= Automated valuation model =

An Automated Valuation Model (AVM) is a system for the valuation of real estate that provides a value of a specified property at a specified date, using mathematical modelling techniques in an automated manner.
AVMs are Statistical Valuation Methods and divide into Comparables Based AVMs and Hedonic Models. Other Statistical Valuation Methods are House Price Indices and Single Parameter Valuations.

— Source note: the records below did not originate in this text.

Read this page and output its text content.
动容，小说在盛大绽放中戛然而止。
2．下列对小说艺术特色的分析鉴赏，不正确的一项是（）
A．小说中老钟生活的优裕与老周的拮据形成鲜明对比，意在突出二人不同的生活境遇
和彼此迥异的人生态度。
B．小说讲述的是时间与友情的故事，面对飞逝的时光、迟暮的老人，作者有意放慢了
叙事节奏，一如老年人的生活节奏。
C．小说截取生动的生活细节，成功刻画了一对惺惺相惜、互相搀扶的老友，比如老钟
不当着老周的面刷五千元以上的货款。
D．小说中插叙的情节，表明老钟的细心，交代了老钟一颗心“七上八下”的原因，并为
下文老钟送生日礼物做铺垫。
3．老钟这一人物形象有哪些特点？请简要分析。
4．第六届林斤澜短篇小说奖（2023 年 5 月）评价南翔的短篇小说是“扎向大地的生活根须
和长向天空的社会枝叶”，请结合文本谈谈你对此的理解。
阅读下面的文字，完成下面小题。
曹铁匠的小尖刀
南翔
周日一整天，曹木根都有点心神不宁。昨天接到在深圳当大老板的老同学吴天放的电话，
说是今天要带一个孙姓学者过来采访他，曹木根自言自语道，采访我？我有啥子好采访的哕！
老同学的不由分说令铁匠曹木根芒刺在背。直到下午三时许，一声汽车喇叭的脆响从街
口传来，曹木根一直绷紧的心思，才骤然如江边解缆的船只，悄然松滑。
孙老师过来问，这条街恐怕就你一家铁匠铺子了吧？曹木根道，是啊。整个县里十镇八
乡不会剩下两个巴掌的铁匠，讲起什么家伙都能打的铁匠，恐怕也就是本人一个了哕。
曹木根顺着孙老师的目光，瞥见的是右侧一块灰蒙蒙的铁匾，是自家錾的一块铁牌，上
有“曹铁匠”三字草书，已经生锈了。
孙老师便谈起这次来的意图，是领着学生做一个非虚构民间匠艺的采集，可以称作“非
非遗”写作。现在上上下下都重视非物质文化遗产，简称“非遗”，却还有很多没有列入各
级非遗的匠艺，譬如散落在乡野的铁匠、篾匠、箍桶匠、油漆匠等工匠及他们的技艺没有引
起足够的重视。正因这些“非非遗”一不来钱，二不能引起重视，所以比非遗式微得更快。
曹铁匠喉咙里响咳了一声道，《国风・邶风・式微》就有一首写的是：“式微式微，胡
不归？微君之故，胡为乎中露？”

== Comparables Based AVM vs. Hedonic Models==
Comparables Based AVMs select comparables for each individual valuation based on the characteristics of the property to be valued. They therefore operate similarly to how an appraiser would work when valuing properties through the sales comparison approach. Hedonic Models on the other hand try to isolate the impact of individual property characteristics in the form of pre-calculated parameters. When doing a valuation using hedonic models no actual comparison or automated processes take place, but the value is instead calculated by filling property characteristics into specific mathematical equations that contain the pre-defined parameters. Because Comparables Based AVM select comparables based on the individual property to be valued, the valuation result can be traced. This is not the case with Hedonic Models. Hedonic Models also rely on more generalizations as they only consider those variables that have been parameterized in the mathematical equations they use.

As base of data AVMs can use sale prices, values from previous valuations or asking prices.

== Usage ==
Appraisers, investment professionals and lending institutions use AVM technology in their analysis of residential property. An AVM is a residential valuation report that can be obtained in a matter of milliseconds. It is a technology-driven report. The product of an automated valuation technology comes from the analysis of public record data and computer decision logic combined to provide a calculated estimate of a probable value of a residential property. An AVM uses a combination of two or more types of evaluation, - but most commonly, a hedonic model and a repeat transaction index. The result of each model is given a Confidence Score and then weighted by that score, analyzed and then reported as a final estimate of value based on a specified date.

An AVM typically includes:
- An indicative market value (capital value or rental value) for a single residential property.
- Information on the subject property and recent history of like properties.
- Comparable sales analysis of like properties.
- Current like properties being actively marketed.

In the late 1990s, in the US, this technology was used primarily by institutional investors to determine risk when purchasing collateralized mortgage loans. AVMs gained traction in the UK in the early 2000's with the emergence of UKValuation and Hometrack. In 2024, the quality and availability of real estate data in Dubai enabled the launch of YallaValue, one of the first public AVMs in the region to gain traction.

== Advantages ==
AVMs are increasingly used by mortgage lenders to determine what a property might be worth in order for them to lend against the valuation.
The advantages of using AVMs over traditional appraisals are that they save time, money and resources (e.g. there are no transport requirements), thus lowering the cost of valuing a property. Many AVMs can be used with little cost, so more choices in valuation methodology are also possible.
It is claimed that unlike traditional appraisals, AVM outputs do not suffer from the same fraud risk although certain providers can have their systems manipulated intentionally or otherwise if property features are incorrectly entered.
AVMs remove the human element from the valuation process and rely on computer objectivity so as to remove human bias and subjectivity.

AVMs are particularly useful in assessing the value of a property portfolio. Using an automated model can also be useful for valuing an individual property where the provider can deliver a suitable level of accuracy.

== Disadvantages ==
The disadvantages are that they do not take into account the property condition, as a physical inspection of the property does not occur and therefore the valuation produced assumes an average condition which may not reflect current reality. Purchasers relying on an AVM-backed mortgage application will need to get separate advice to establish the true condition of the property.
New build property is particularly difficult to value due to the lack of comparable properties and historic data; however, an advantage of AVMs is that they pull on a larger pool of comparables and as such are not prone to incorporating the claimed 'new-build premium', although it would rely on comparables from physical inspections to achieve this. Other data sources used are sometimes misleading due to concealed incentives in recorded sales prices (e.g. Land Registry). AVMs also do not work particularly well on large blocks of flats where aspect can have a significant effect on value.

Initial concern over the effectiveness of AVMs in falling markets have now been answered as the best performing models have remained highly effective throughout the latest downturns although their use for "retrospective valuations" has contributed to wasteful activity in some areas – this is not a fault of the tools but a lack of appreciation by some of those using them.

Many AVMs are also using transactional data, which may lag anywhere from three to six months, although surveyors are similarly restricted in terms of data recency. Therefore, this is a good data source, but still does not account for changes in current market conditions.

AVM's have been used by mortgage lenders in increasing numbers over the last 15 years, and are particularly effective where the housing stock is very generic, such as newer housing estates. In areas with a larger variety of property types and styles it is much less effective. Most high loan to value ratio loans will require a physical inspection, with lower risk mortgages or borrowers being assessed via a AVM.